4 minute read
Pretty Poison
from July-August 2022: Breathe. Food Addicts in Recovery Anonymous (FA)
by FA connection Magazine, for food addicts, by food addicts
In the Twenty-Four Hours a Day book, I read about treating alcohol as a poison. I immediately converted the word alcohol to my addiction substance, which is food. I recalled the fleeting delight I experienced when I partook in the foods that would ultimately try to destroy me. These foods were pretty, but alas, they too were poisons to my mind, body, and spirit.
Going down certain aisles in the grocery store would awaken my addiction. The food seemed to be screaming for me, clamoring for me, welcoming me home. The packages, with colors so bright and inviting and the writing so bold and beckoning, promised sheer bliss. The lure was unmistakable. Time and time again I would give in, my brain lighting up as I tore open that prettily packaged poison, and I would overeat to the point of disgust, shame, and severe physical discomfort. Once I began eating, I was powerless over the food for periods lasting from two days to three weeks. Each morning, I would wake up hoping that the food wouldn’t conquer me, though it inevitably would. Those packages had won the willpower battle—again.
Since I have been in FA, the poison food whispers, but it is barely audible. I am no longer bewitched by it. Today, I don’t see the appeal. I see misery, shackles, and death. Because of continuous, contented abstinence, I can now see beyond the pretty poison to the traps of addictive eating and obsessive thinking. It wasn’t always easy to say no to the food. There was never a pantry, refrigerator, or drawer beyond my reach. I’d find the food, devour it, and cower in shame at all the pretty, empty boxes and packages left behind—evidence of my steadfast addiction and unmanageable life. When I didn’t have the food available, it was just a car drive away. How my brain lit up when I desperately grabbed those keys. I was free to choose what I wanted, to eat what I wanted, and to continue in my misery and shame (though the addiction cunningly hid those). The addiction made me forget that these appealing things would eventually kill me. The addiction compelled me to stuff, eat, hoard, and hide. Food made life better, until it didn’t.
One day, after buying a sugar-flour item, I sat and ate and cried and ate and cried and ate. I was so empty spiritually and so depressed emotionally, but I knew of no other solution than to eat. Food no longer satisfied, but what else could I do with my emotions but stuff them down into oblivion? I had no other solutions; food was my solution.
It was through my recovery in FA that I realized that my emotional pain was what compelled me to eat. The alluring packaging of the sugar, flour, and binge foods was only a smokescreen to distract me from fear, pride, perfectionism, shame, negative thinking, and dishonesty.
I don’t think I’ve ever met a sugar product I didn’t like since I was three years old. Sugar calmed my fears and shielded me, albeit temporarily, from the emotional pain of parental criticism and neglect growing up. After two years of abstinence, I still avoid certain aisles of the grocery store. Why tamper with serenity?
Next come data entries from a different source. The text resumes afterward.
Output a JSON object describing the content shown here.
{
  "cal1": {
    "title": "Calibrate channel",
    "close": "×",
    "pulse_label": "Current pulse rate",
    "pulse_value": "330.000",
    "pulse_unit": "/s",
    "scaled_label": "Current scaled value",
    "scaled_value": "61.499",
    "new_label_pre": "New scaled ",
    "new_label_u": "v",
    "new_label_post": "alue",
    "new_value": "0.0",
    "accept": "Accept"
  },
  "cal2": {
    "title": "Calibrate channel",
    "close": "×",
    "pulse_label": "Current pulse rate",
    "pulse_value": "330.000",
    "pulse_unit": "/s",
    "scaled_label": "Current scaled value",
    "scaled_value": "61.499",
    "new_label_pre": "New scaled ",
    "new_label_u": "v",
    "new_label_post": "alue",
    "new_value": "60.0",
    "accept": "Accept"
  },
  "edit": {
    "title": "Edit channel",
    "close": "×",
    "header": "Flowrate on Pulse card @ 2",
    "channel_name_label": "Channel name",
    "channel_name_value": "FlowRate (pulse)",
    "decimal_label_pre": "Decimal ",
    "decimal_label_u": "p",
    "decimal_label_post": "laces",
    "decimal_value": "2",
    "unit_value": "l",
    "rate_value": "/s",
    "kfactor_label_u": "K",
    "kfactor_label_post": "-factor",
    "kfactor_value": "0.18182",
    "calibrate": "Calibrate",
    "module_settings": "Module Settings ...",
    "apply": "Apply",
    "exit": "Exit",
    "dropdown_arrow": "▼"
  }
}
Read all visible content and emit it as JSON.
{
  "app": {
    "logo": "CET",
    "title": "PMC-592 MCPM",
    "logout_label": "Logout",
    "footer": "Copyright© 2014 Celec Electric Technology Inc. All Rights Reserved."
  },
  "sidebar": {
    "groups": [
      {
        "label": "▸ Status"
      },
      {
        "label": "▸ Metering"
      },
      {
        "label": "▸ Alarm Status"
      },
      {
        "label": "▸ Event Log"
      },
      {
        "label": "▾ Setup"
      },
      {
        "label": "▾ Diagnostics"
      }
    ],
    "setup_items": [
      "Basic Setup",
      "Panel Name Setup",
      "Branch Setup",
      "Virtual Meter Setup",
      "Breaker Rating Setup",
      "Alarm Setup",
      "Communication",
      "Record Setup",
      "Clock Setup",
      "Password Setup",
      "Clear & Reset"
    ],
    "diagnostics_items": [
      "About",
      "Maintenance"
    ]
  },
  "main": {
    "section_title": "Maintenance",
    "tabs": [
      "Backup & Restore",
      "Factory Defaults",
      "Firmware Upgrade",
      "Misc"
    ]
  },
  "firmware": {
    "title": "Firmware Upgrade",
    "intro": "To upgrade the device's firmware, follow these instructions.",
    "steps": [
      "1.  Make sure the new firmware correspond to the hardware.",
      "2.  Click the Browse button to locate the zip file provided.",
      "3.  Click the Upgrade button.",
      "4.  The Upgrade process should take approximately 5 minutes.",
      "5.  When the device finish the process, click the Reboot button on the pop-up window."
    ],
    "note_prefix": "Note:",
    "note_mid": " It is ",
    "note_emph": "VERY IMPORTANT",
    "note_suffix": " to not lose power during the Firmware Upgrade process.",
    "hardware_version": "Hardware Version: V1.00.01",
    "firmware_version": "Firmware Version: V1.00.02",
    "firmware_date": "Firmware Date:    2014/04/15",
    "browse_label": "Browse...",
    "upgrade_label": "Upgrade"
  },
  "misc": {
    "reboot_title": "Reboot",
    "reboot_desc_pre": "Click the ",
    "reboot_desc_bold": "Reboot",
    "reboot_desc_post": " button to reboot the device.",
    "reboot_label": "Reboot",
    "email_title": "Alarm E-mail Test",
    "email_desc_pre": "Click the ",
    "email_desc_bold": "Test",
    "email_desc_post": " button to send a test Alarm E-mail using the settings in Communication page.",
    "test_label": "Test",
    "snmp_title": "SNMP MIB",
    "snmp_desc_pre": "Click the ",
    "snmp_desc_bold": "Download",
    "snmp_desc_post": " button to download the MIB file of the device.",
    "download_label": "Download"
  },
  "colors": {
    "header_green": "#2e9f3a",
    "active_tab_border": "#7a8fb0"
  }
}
Why torture myself with the past? I have a new life in recovery, and there’s no food, no pretty poison, that can compare to the delectable recovery I enjoy today.
How did I get to contented abstinence? In a word, surrender. I was arrogant enough to think that I would be an exception to following the FA program. I finally realized I needed to surrender to the program just as my sponsor outlined it to me. It’s not prettily packaged, but it’s tried and true by thousands of addicts before me.
While doing some grocery shopping the other day, I passed by an establishment where I used to feed my addiction. For a fleeting moment, I remembered the aroma, the taste, and the feel of that item. I continued to drive past the place, knowing it was no longer an option for me; not my food. How do I do it? It’s truly spiritual work—99 percent of God working in me, and 1 percent of me surrendering to God as I follow the FA program. My days are already planned, and recovery helps me to roll with the spontaneity and unforeseen problems that used to unhinge me and drive me back to the food.
Recovery feels so good it often brings me to tears, knowing that I have a new life when I say no to the pretty poisons that attempted to choke the life from me, literally and figuratively. My food today comes primarily from nature, and my way of living and eating comes from God.